Sunday 1 March 2015

THE UGLY DRESS THAT SPLIT THE WORLD DOWN THE MIDDLE

cnn.com

On February 26, 2015, internet users were plunged into what is probably the most trivial great debate in history: An ugly dress was rapidly becoming the top-trending topic on all major news and entertainment websites, for one reason that I still can't readily decipher: no one could agree on the color of the dress. 

Since I usually tend to pay attention to more serious matters in the news, I was blissfully unaware of the dress and the worldwide stir it had created; that is until it suddenly appeared in my Facebook inbox. 

A friend had sent the photo to me, along with the caption, "What color is this dress, Dani?' I remember at first being confused as to why he would ask this. Wasn't it obvious enough what color it was? I saw only black and blue, and I told him so. He responded by inviting me to ask my family members and other friends what color the dress was. 

Still confused by his strange question and follow-up suggestion, I reluctantly forwarded the photo to another close friend, captioned by the same question, "What color is this dress"? To my surprise, my friend said the dress was white and gold. 

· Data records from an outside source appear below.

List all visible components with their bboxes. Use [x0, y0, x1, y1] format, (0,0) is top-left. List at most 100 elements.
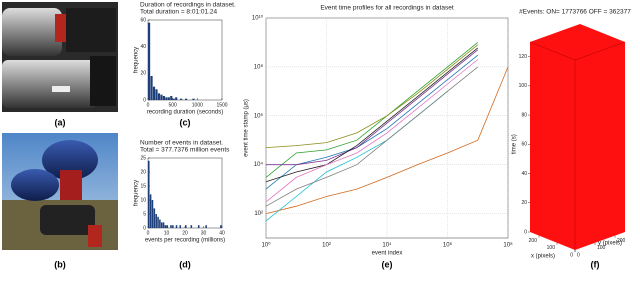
x-tick-label: 0 — [147, 102, 150, 108]
y-tick-label: 10⁶ — [254, 112, 264, 119]
series-line — [265, 44, 479, 148]
x-tick-label: 500 — [168, 102, 177, 108]
bar — [162, 222, 165, 228]
bar — [155, 89, 158, 100]
bar — [185, 225, 187, 228]
series-line — [265, 47, 479, 183]
bar — [172, 225, 174, 228]
panel-label: (b) — [54, 259, 66, 269]
chart-subtitle: Total duration = 8:01:01.24 — [140, 9, 218, 16]
x-tick-label: 10⁶ — [443, 242, 453, 249]
y-axis-label: y (pixels) — [598, 241, 622, 247]
y-axis-label: event time stamp (μs) — [244, 99, 250, 157]
x-tick-label: 1000 — [192, 102, 203, 108]
z-tick-label: 80 — [521, 112, 527, 118]
photo-b — [2, 133, 118, 250]
bar — [152, 86, 156, 100]
series-line — [265, 66, 479, 207]
panel-label: (e) — [382, 259, 393, 269]
y-tick-label: 10² — [254, 211, 263, 217]
bar — [172, 98, 175, 100]
bar — [175, 225, 178, 228]
z-tick-label: 120 — [519, 54, 528, 60]
z-axis-label: time (s) — [512, 134, 518, 154]
series-line — [265, 66, 509, 214]
bar — [157, 93, 161, 100]
chart-title: #Events: ON= 1773766 OFF = 362377 — [519, 9, 631, 16]
bar — [165, 97, 168, 100]
bar — [220, 225, 222, 228]
y-tick-label: 10¹⁰ — [252, 15, 264, 22]
bar — [167, 97, 170, 100]
bar — [179, 225, 181, 228]
x-tick-label: 10 — [164, 230, 170, 236]
z-tick-label: 20 — [521, 200, 527, 206]
bar — [157, 216, 159, 228]
chart-title: Duration of recordings in dataset. — [140, 2, 236, 9]
y-tick-label: 200 — [617, 238, 626, 244]
bar — [180, 98, 183, 100]
photo-a — [2, 2, 118, 112]
y-tick-label: 0 — [143, 97, 146, 103]
x-tick-label: 10⁸ — [503, 242, 513, 249]
y-tick-label: 40 — [140, 44, 146, 50]
y-tick-label: 60 — [140, 17, 146, 23]
series-line — [265, 42, 479, 178]
panel-label: (f) — [591, 259, 600, 269]
chart-subtitle: Total = 377.7376 million events — [140, 147, 230, 154]
x-axis-label: recording duration (seconds) — [147, 110, 223, 116]
chart-title: Event time profiles for all recordings i… — [320, 5, 454, 12]
x-tick-label: 30 — [201, 230, 207, 236]
series-line — [265, 59, 479, 203]
y-tick-label: 20 — [140, 169, 146, 175]
x-tick-label: 0 — [570, 252, 573, 258]
bar — [148, 160, 150, 228]
bar — [170, 225, 172, 228]
x-axis-label: event index — [372, 251, 403, 257]
bar — [205, 225, 207, 228]
series-line — [265, 54, 479, 190]
bar — [151, 200, 154, 228]
bar — [166, 225, 169, 228]
y-tick-label: 20 — [140, 71, 146, 77]
bar — [149, 194, 152, 228]
bar — [148, 22, 151, 101]
plot-area — [147, 19, 223, 101]
bar — [185, 98, 188, 100]
bar — [159, 219, 161, 228]
panel-label: (d) — [179, 259, 191, 269]
panel-label: (c) — [180, 117, 191, 127]
x-tick-label: 10⁴ — [382, 242, 392, 249]
x-tick-label: 10⁰ — [261, 242, 271, 249]
plot-area — [147, 157, 223, 229]
y-tick-label: 100 — [597, 245, 606, 251]
panel-label: (a) — [55, 117, 66, 127]
bar — [150, 76, 153, 100]
bar — [164, 225, 167, 228]
bar — [170, 96, 173, 100]
y-tick-label: 0 — [577, 252, 580, 258]
z-tick-label: 60 — [521, 142, 527, 148]
series-line — [266, 49, 479, 166]
chart-title: Number of events in dataset. — [140, 140, 223, 147]
x-tick-label: 10² — [322, 243, 331, 249]
z-tick-label: 40 — [521, 171, 527, 177]
x-tick-label: 1500 — [216, 102, 227, 108]
x-tick-label: 40 — [219, 230, 225, 236]
bar — [160, 222, 163, 228]
event-volume — [530, 24, 625, 250]
y-tick-label: 10⁸ — [254, 63, 264, 70]
series-line — [265, 90, 448, 222]
x-tick-label: 200 — [529, 238, 538, 244]
x-tick-label: 100 — [547, 245, 556, 251]
bar — [192, 98, 195, 100]
bar — [160, 94, 163, 100]
bar — [155, 214, 157, 228]
bar — [175, 97, 178, 100]
x-axis-label: events per recording (millions) — [145, 238, 225, 244]
y-tick-label: 15 — [140, 183, 146, 189]
bar — [153, 208, 156, 228]
bar — [197, 225, 200, 228]
y-axis-label: frequency — [134, 180, 140, 206]
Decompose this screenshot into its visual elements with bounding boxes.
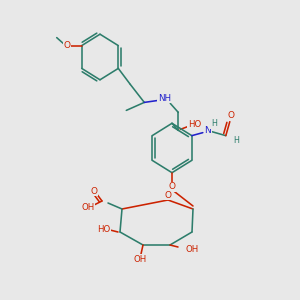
Text: H: H [211, 119, 217, 128]
Text: OH: OH [134, 254, 147, 263]
Text: HO: HO [98, 226, 111, 235]
Text: H: H [233, 136, 239, 145]
Text: OH: OH [81, 202, 94, 211]
Text: HO: HO [188, 120, 201, 129]
Text: OH: OH [186, 244, 199, 253]
Text: O: O [164, 190, 172, 200]
Text: NH: NH [158, 94, 171, 103]
Text: O: O [227, 111, 234, 120]
Text: O: O [91, 187, 98, 196]
Text: N: N [204, 126, 211, 135]
Text: O: O [63, 41, 70, 50]
Text: O: O [169, 182, 176, 191]
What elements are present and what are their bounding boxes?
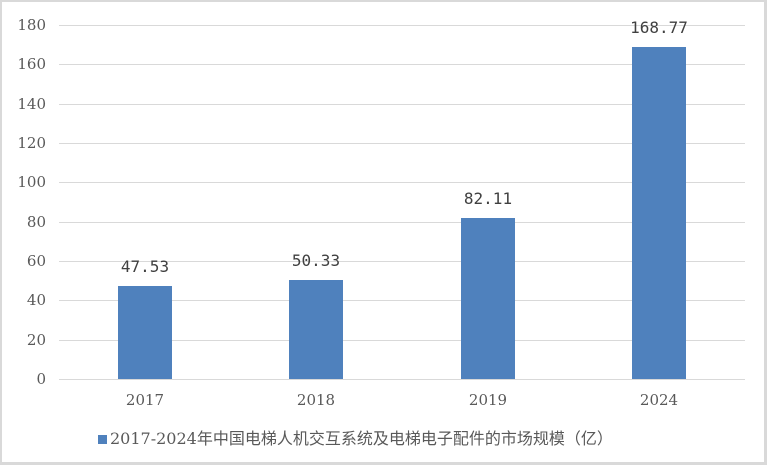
- y-axis-tick-label: 40: [26, 291, 46, 309]
- gridline: [59, 182, 745, 183]
- gridline: [59, 64, 745, 65]
- x-axis-tick-label: 2024: [639, 391, 679, 409]
- y-axis-tick-label: 140: [17, 95, 46, 113]
- data-label: 168.77: [630, 18, 688, 37]
- x-axis-tick-label: 2018: [296, 391, 336, 409]
- gridline: [59, 340, 745, 341]
- legend-swatch-icon: [98, 434, 107, 444]
- y-axis-tick-label: 60: [26, 252, 46, 270]
- data-label: 82.11: [463, 189, 513, 208]
- y-axis-tick-label: 0: [36, 370, 46, 388]
- gridline: [59, 143, 745, 144]
- data-label: 50.33: [291, 251, 341, 270]
- y-axis-tick-label: 180: [17, 16, 46, 34]
- y-axis-tick-label: 160: [17, 55, 46, 73]
- x-axis-tick-label: 2019: [468, 391, 508, 409]
- legend-label: 2017-2024年中国电梯人机交互系统及电梯电子配件的市场规模（亿）: [110, 429, 613, 448]
- bar-2017: [118, 286, 172, 379]
- bar-2018: [289, 280, 343, 379]
- gridline: [59, 104, 745, 105]
- bar-2019: [461, 218, 515, 379]
- gridline: [59, 222, 745, 223]
- legend: 2017-2024年中国电梯人机交互系统及电梯电子配件的市场规模（亿）: [98, 428, 613, 450]
- x-axis-tick-label: 2017: [125, 391, 165, 409]
- gridline: [59, 25, 745, 26]
- y-axis-tick-label: 100: [17, 173, 46, 191]
- data-label: 47.53: [120, 257, 170, 276]
- y-axis-tick-label: 120: [17, 134, 46, 152]
- bar-2024: [632, 47, 686, 379]
- gridline: [59, 379, 745, 380]
- gridline: [59, 261, 745, 262]
- gridline: [59, 300, 745, 301]
- y-axis-tick-label: 80: [26, 213, 46, 231]
- y-axis-tick-label: 20: [26, 331, 46, 349]
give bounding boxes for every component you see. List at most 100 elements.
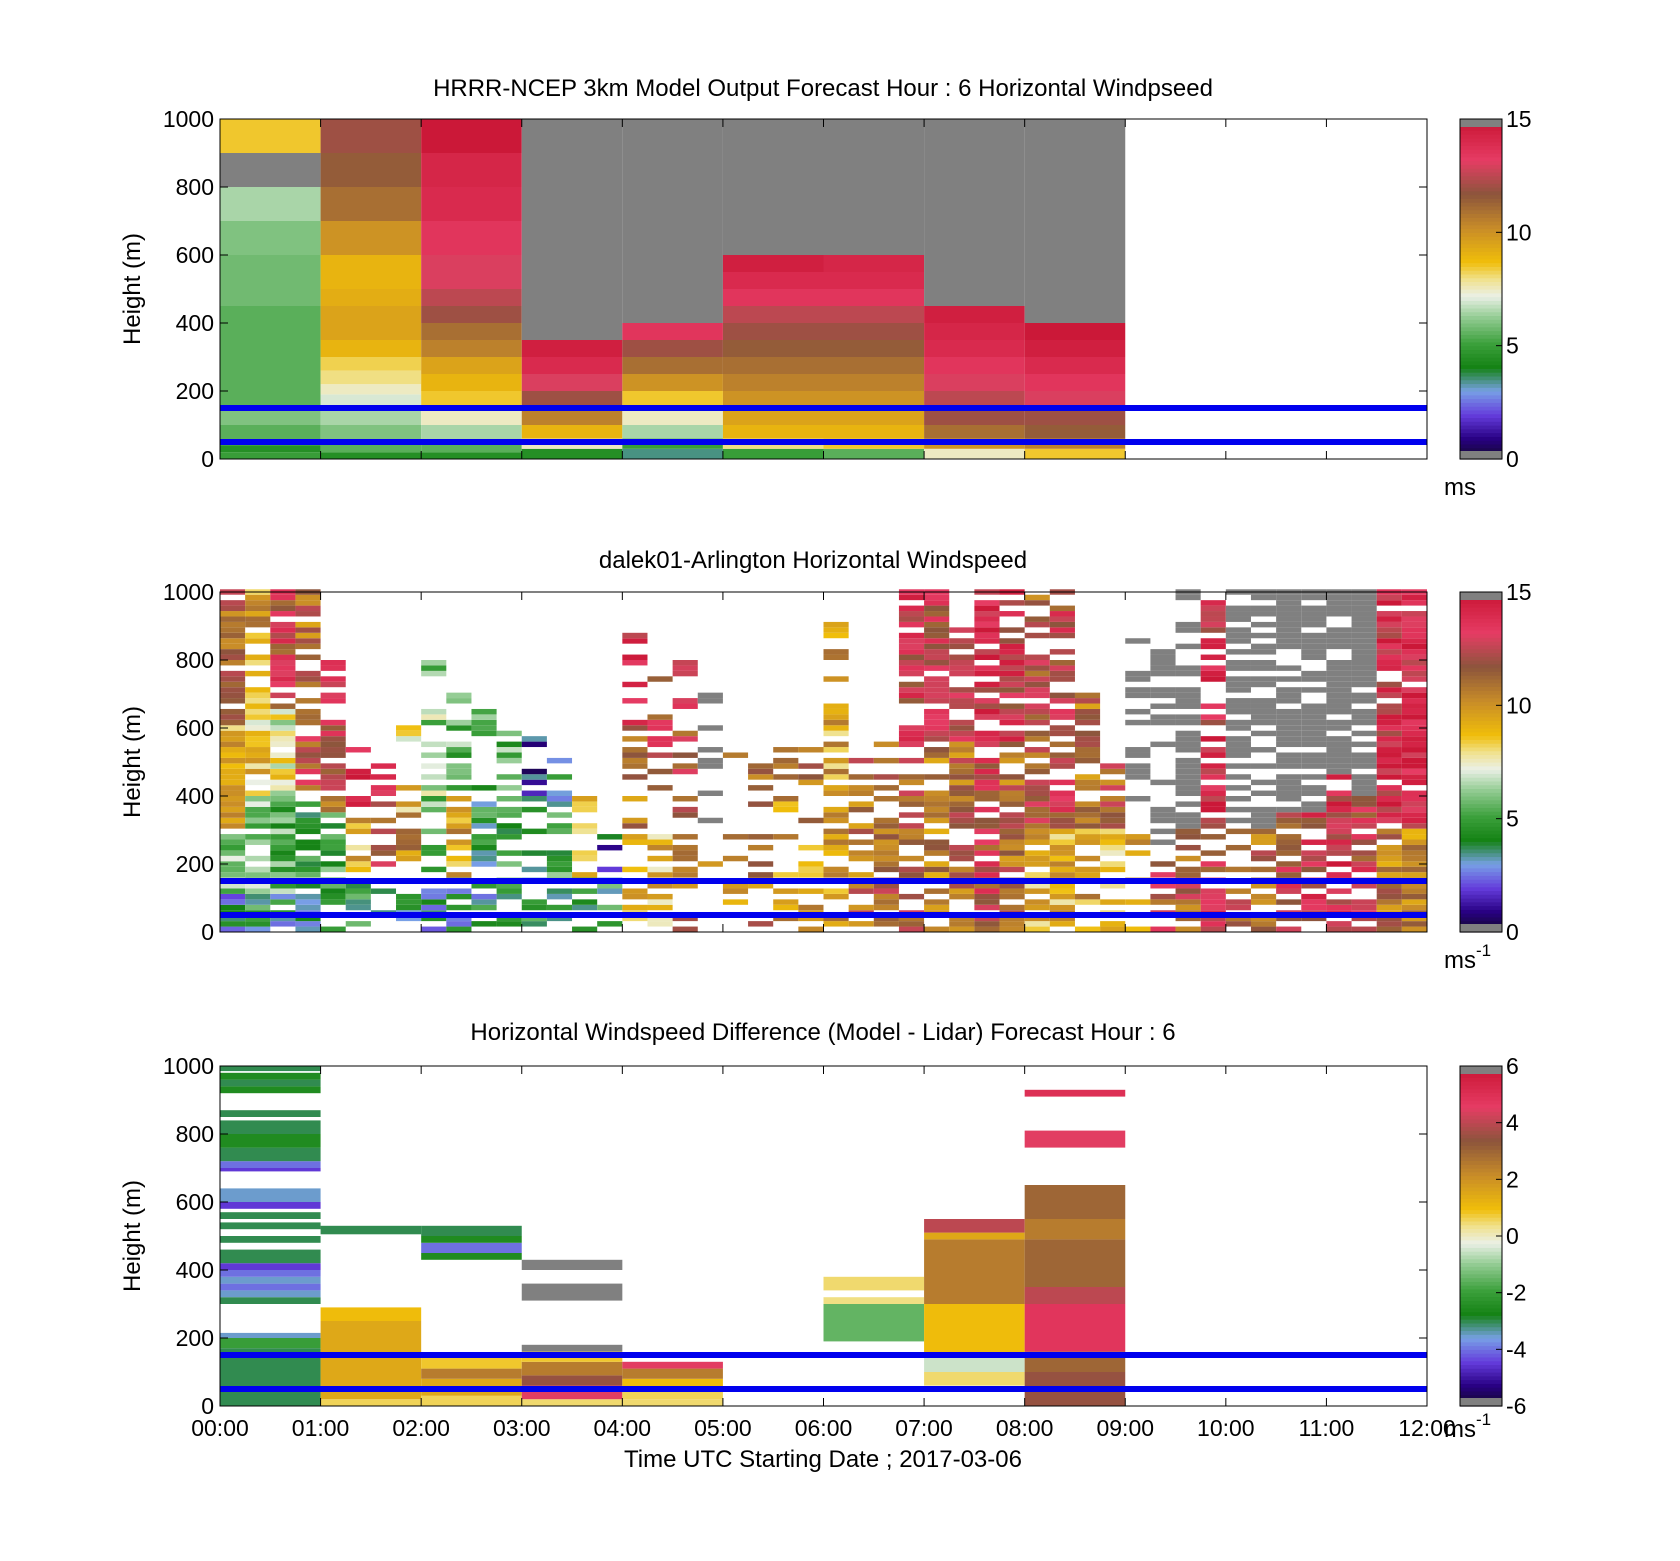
heatmap-cell — [1401, 638, 1427, 644]
heatmap-cell — [1351, 850, 1377, 856]
heatmap-cell — [974, 883, 1000, 889]
heatmap-cell — [1024, 654, 1050, 660]
colorbar-cap — [1460, 592, 1502, 600]
heatmap-cell — [446, 844, 472, 851]
heatmap-cell — [798, 888, 824, 894]
heatmap-cell — [1326, 670, 1352, 677]
heatmap-cell — [1225, 888, 1251, 894]
heatmap-cell — [898, 790, 925, 796]
heatmap-cell — [1175, 834, 1201, 840]
heatmap-cell — [396, 844, 422, 851]
heatmap-cell — [496, 747, 522, 753]
heatmap-cell — [270, 654, 296, 660]
y-tick-label: 800 — [176, 647, 214, 673]
heatmap-cell — [1074, 801, 1101, 807]
heatmap-cell — [1301, 714, 1327, 720]
heatmap-cell — [1276, 594, 1302, 601]
heatmap-cell — [949, 823, 975, 829]
heatmap-cell — [1376, 649, 1402, 655]
heatmap-cell — [320, 899, 346, 905]
heatmap-cell — [848, 883, 874, 889]
heatmap-cell — [270, 621, 296, 628]
heatmap-cell — [370, 888, 397, 894]
heatmap-cell — [748, 834, 774, 840]
heatmap-cell — [1276, 741, 1302, 748]
heatmap-cell — [1276, 708, 1302, 715]
heatmap-cell — [924, 692, 950, 699]
heatmap-cell — [421, 340, 522, 357]
heatmap-cell — [974, 687, 1000, 693]
heatmap-cell — [345, 861, 371, 867]
heatmap-cell — [1376, 714, 1402, 720]
heatmap-cell — [748, 801, 774, 807]
heatmap-cell — [1301, 763, 1327, 769]
heatmap-cell — [1175, 757, 1201, 764]
heatmap-cell — [949, 812, 975, 818]
heatmap-cell — [421, 828, 447, 835]
heatmap-cell — [1401, 600, 1427, 606]
colorbar-swatch — [1460, 894, 1502, 899]
heatmap-cell — [873, 893, 899, 900]
heatmap-cell — [1125, 676, 1151, 682]
colorbar-swatch — [1460, 1205, 1502, 1211]
heatmap-cell — [974, 621, 1000, 628]
heatmap-cell — [597, 866, 623, 873]
heatmap-cell — [320, 676, 346, 682]
heatmap-cell — [1401, 719, 1427, 726]
heatmap-cell — [1376, 844, 1402, 851]
heatmap-cell — [622, 866, 648, 873]
heatmap-cell — [999, 665, 1025, 671]
heatmap-cell — [1351, 861, 1377, 867]
heatmap-cell — [1301, 708, 1327, 715]
heatmap-cell — [546, 823, 573, 829]
colorbar-swatch — [1460, 1209, 1502, 1214]
heatmap-cell — [1200, 768, 1226, 775]
heatmap-cell — [320, 452, 422, 459]
heatmap-cell — [1376, 926, 1402, 932]
colorbar-swatch — [1460, 1183, 1502, 1188]
heatmap-cell — [295, 926, 321, 932]
heatmap-cell — [898, 757, 925, 764]
colorbar-tick-label: -4 — [1506, 1336, 1527, 1362]
heatmap-cell — [1100, 823, 1126, 829]
colorbar-swatch — [1460, 758, 1502, 763]
heatmap-cell — [949, 785, 975, 791]
heatmap-cell — [722, 883, 749, 889]
heatmap-cell — [270, 921, 296, 927]
heatmap-cell — [672, 812, 698, 818]
heatmap-cell — [1150, 812, 1176, 818]
heatmap-cell — [471, 801, 497, 807]
colorbar-swatch — [1460, 652, 1502, 657]
colorbar-swatch — [1460, 1220, 1502, 1226]
heatmap-cell — [1326, 632, 1352, 639]
heatmap-cell — [823, 844, 849, 851]
heatmap-cell — [1301, 861, 1327, 867]
heatmap-cell — [421, 844, 447, 851]
heatmap-cell — [1049, 670, 1075, 677]
heatmap-cell — [1326, 921, 1352, 927]
heatmap-cell — [1225, 660, 1251, 666]
heatmap-cell — [220, 839, 246, 845]
heatmap-cell — [1024, 730, 1050, 737]
heatmap-cell — [1301, 850, 1327, 856]
heatmap-cell — [421, 306, 522, 323]
heatmap-cell — [823, 828, 849, 835]
heatmap-cell — [1301, 670, 1327, 677]
heatmap-cell — [345, 888, 371, 894]
heatmap-cell — [722, 899, 749, 905]
heatmap-cell — [446, 921, 472, 927]
heatmap-cell — [848, 888, 874, 894]
heatmap-cell — [320, 255, 422, 289]
colorbar-swatch — [1460, 807, 1502, 812]
heatmap-cell — [295, 801, 321, 807]
heatmap-cell — [974, 611, 1000, 617]
heatmap-cell — [1376, 708, 1402, 715]
colorbar-swatch — [1460, 130, 1502, 135]
heatmap-cell — [949, 774, 975, 780]
heatmap-cell — [1351, 708, 1377, 715]
heatmap-cell — [949, 806, 975, 813]
heatmap-cell — [295, 768, 321, 775]
heatmap-cell — [1175, 774, 1201, 780]
heatmap-cell — [521, 796, 547, 802]
heatmap-cell — [949, 698, 975, 704]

I was baffled. How, and where, could he possibly be seeing white and gold in a dress that was so obviously black and blue? I joked about it and told him he was color-blind. Shortly after that, I noticed that we weren't the only ones who couldn't agree on the color. Low and behold, my entire Facebook feed was covered with posts as to what color people saw the dress to be, with the hashtags #WhiteGold or #BlueBlack. 

I figured people were getting worked up about nothing at all; that perhaps the confusion as to what color the dress was could be easily explained: maybe the color calibration on their laptop screens/smartphone screens needed a bit of tweaking. When I showed the photo of the dress to my sister, though, and we were both looking at the same smartphone screen, she insisted that the dress was white and gold, while all I could see was black and blue. Clearly, the differences in colors that each person saw had nothing to do with screen color-calibration. 

I am not here to argue what color the dress is, since British company Roman Originals, the company which markets the dress, has confirmed that it is indeed blue and black. What I will say, however, is that the dress certainly is creepy. Something is definitely wrong here. I'm not buying the explanation provided by the neuroscientists about people's brains perceiving color differently in relation to the color or colors surrounding the object. I know for a fact that none of my friends and family members who saw white and gold are color blind: they don't seem to have any trouble at all recognizing colors in other photographs and objects. Yet people who are not color-blind stated that they clearly saw a white and gold dress where there was a blue and black one.

So, was it a trick? Was it some sort of mass experiment? Are we being punked? Should it even matter at all? What we need to do is stop disputing what color #thedress is and start wondering what major issue did they use this viral photograph to distract us from.